New book details how Microsoft used Sony’s Cell processor for the Xbox 360

David Shippy and Mickie Phipps’ new book “The Race for a New Game Machine” has all the videogames industry drama that a person could ask for. The Wall Street Journal recently put up a tight synopsis of the book, detailing how Microsoft was able to nab fundamental specifications for the Cell and have their own chip created around them for the Xbox 360.

According to the book, Sony decided that the Playstation 3 needed to have a brand new processor, unlike anything their previous consoles featured before. In 2001, a partnership was formed between Sony, Toshiba, and IBM to create the chip from scratch. In 2002, Microsoft (looking to build the 360) went to IBM, saw some of the key specs for the unreleased Cell, and contracted IBM to build a processor around those specifications to put into the 360.
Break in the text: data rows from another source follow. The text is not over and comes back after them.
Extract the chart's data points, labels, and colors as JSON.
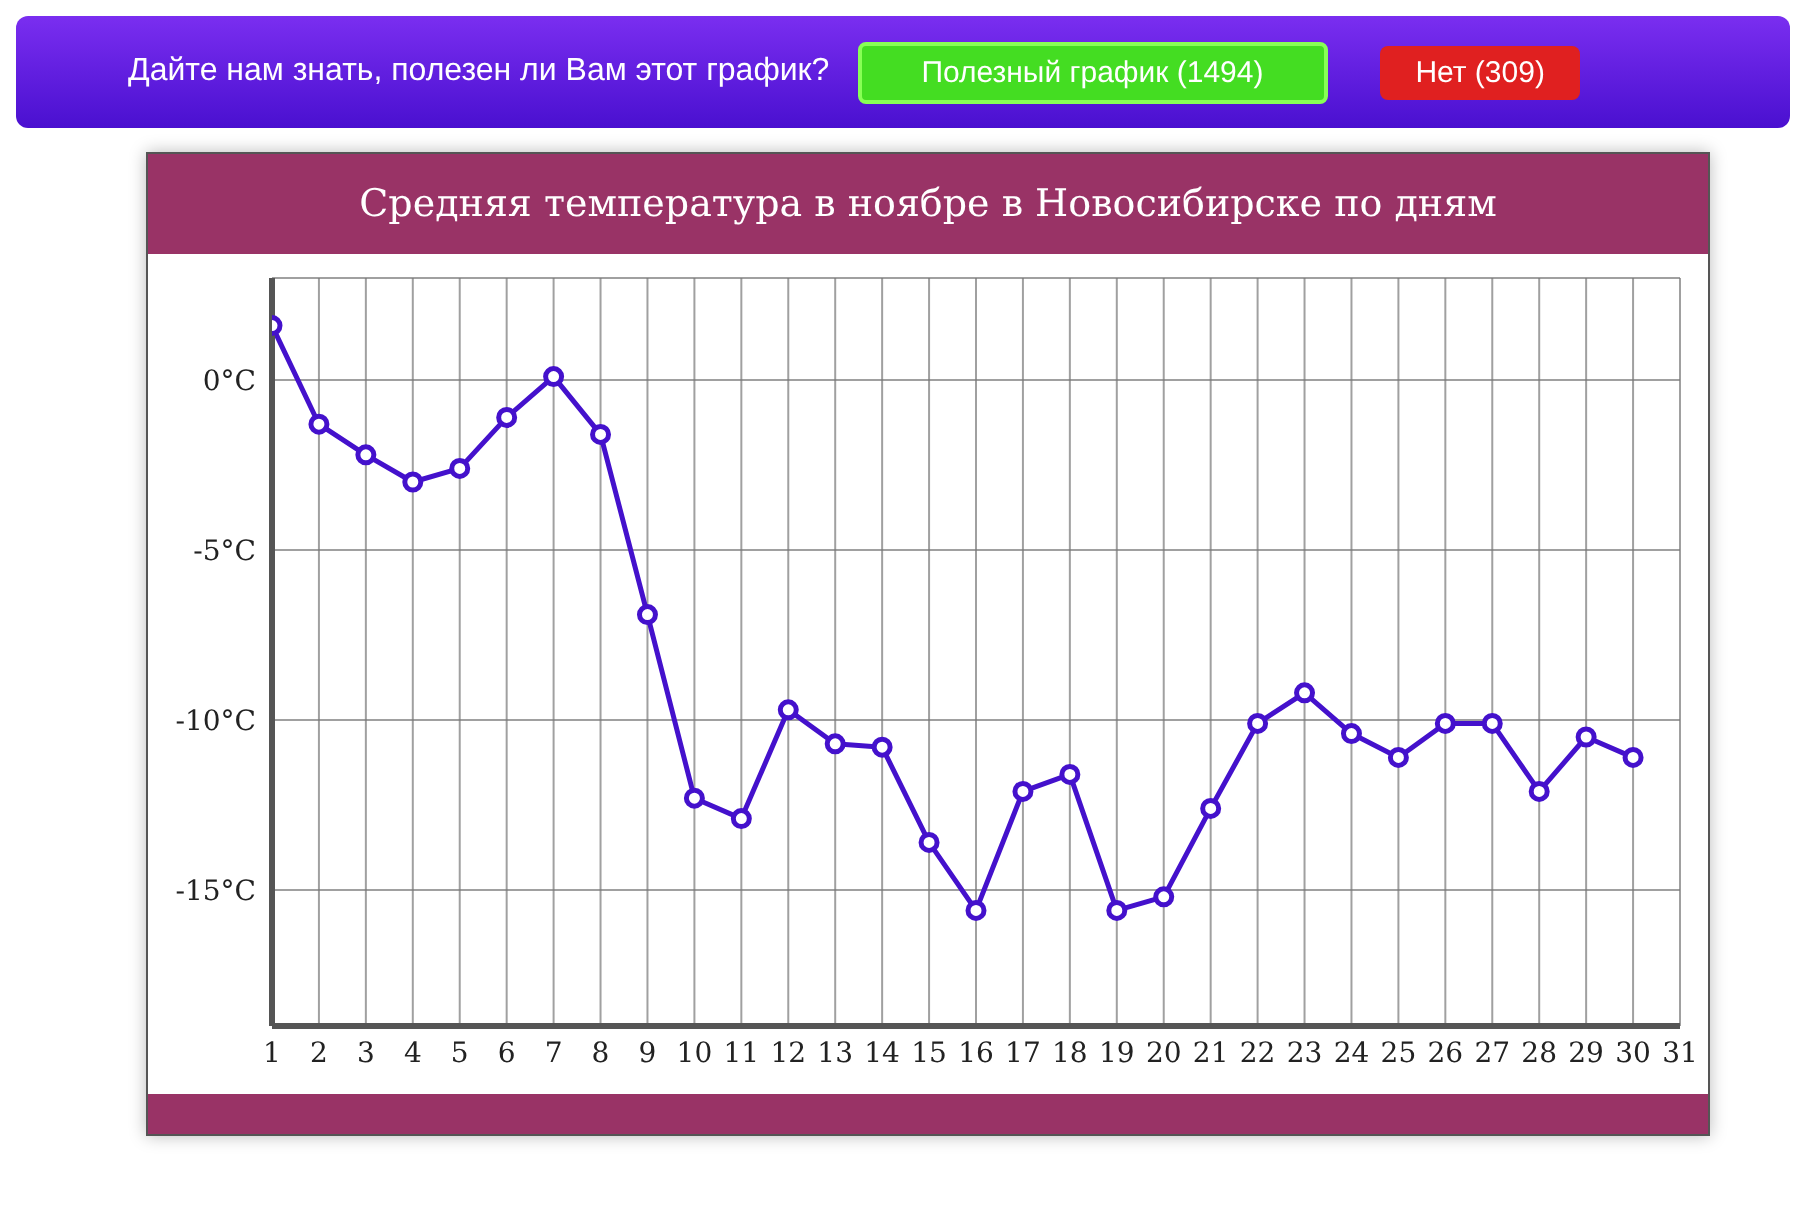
{
  "chart_data": {
    "type": "line",
    "title": "Средняя температура в ноябре в Новосибирске по дням",
    "annotations": [
      "Дайте нам знать, полезен ли Вам этот график?",
      "Полезный график (1494)",
      "Нет (309)"
    ],
    "x": [
      1,
      2,
      3,
      4,
      5,
      6,
      7,
      8,
      9,
      10,
      11,
      12,
      13,
      14,
      15,
      16,
      17,
      18,
      19,
      20,
      21,
      22,
      23,
      24,
      25,
      26,
      27,
      28,
      29,
      30
    ],
    "series": [
      {
        "color": "#4411cc",
        "values": [
          1.6,
          -1.3,
          -2.2,
          -3.0,
          -2.6,
          -1.1,
          0.1,
          -1.6,
          -6.9,
          -12.3,
          -12.9,
          -9.7,
          -10.7,
          -10.8,
          -13.6,
          -15.6,
          -12.1,
          -11.6,
          -15.6,
          -15.2,
          -12.6,
          -10.1,
          -9.2,
          -10.4,
          -11.1,
          -10.1,
          -10.1,
          -12.1,
          -10.5,
          -11.1
        ]
      }
    ],
    "xlim": [
      1,
      31
    ],
    "xticks": [
      1,
      2,
      3,
      4,
      5,
      6,
      7,
      8,
      9,
      10,
      11,
      12,
      13,
      14,
      15,
      16,
      17,
      18,
      19,
      20,
      21,
      22,
      23,
      24,
      25,
      26,
      27,
      28,
      29,
      30,
      31
    ],
    "ylim": [
      -19,
      3
    ],
    "yticks": [
      {
        "value": 0,
        "label": "0°C"
      },
      {
        "value": -5,
        "label": "-5°C"
      },
      {
        "value": -10,
        "label": "-10°C"
      },
      {
        "value": -15,
        "label": "-15°C"
      }
    ],
    "grid": true,
    "marker": "circle",
    "line_style": "solid"
  }
}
The kicker is that Microsoft ended up winning the time war, without having to spend the R&D money that Sony did. Because of a manufacturing error with the first round of chips that Microsoft protected itself against, they were able to release their console in 2005 – Sony’s original target year.

This book doesn’t have spies, ninjas, Master Chief, or pictures of cats in precarious positions with hilariously misspelled captions to explain the predicament. It does have an awesome story to tell, though.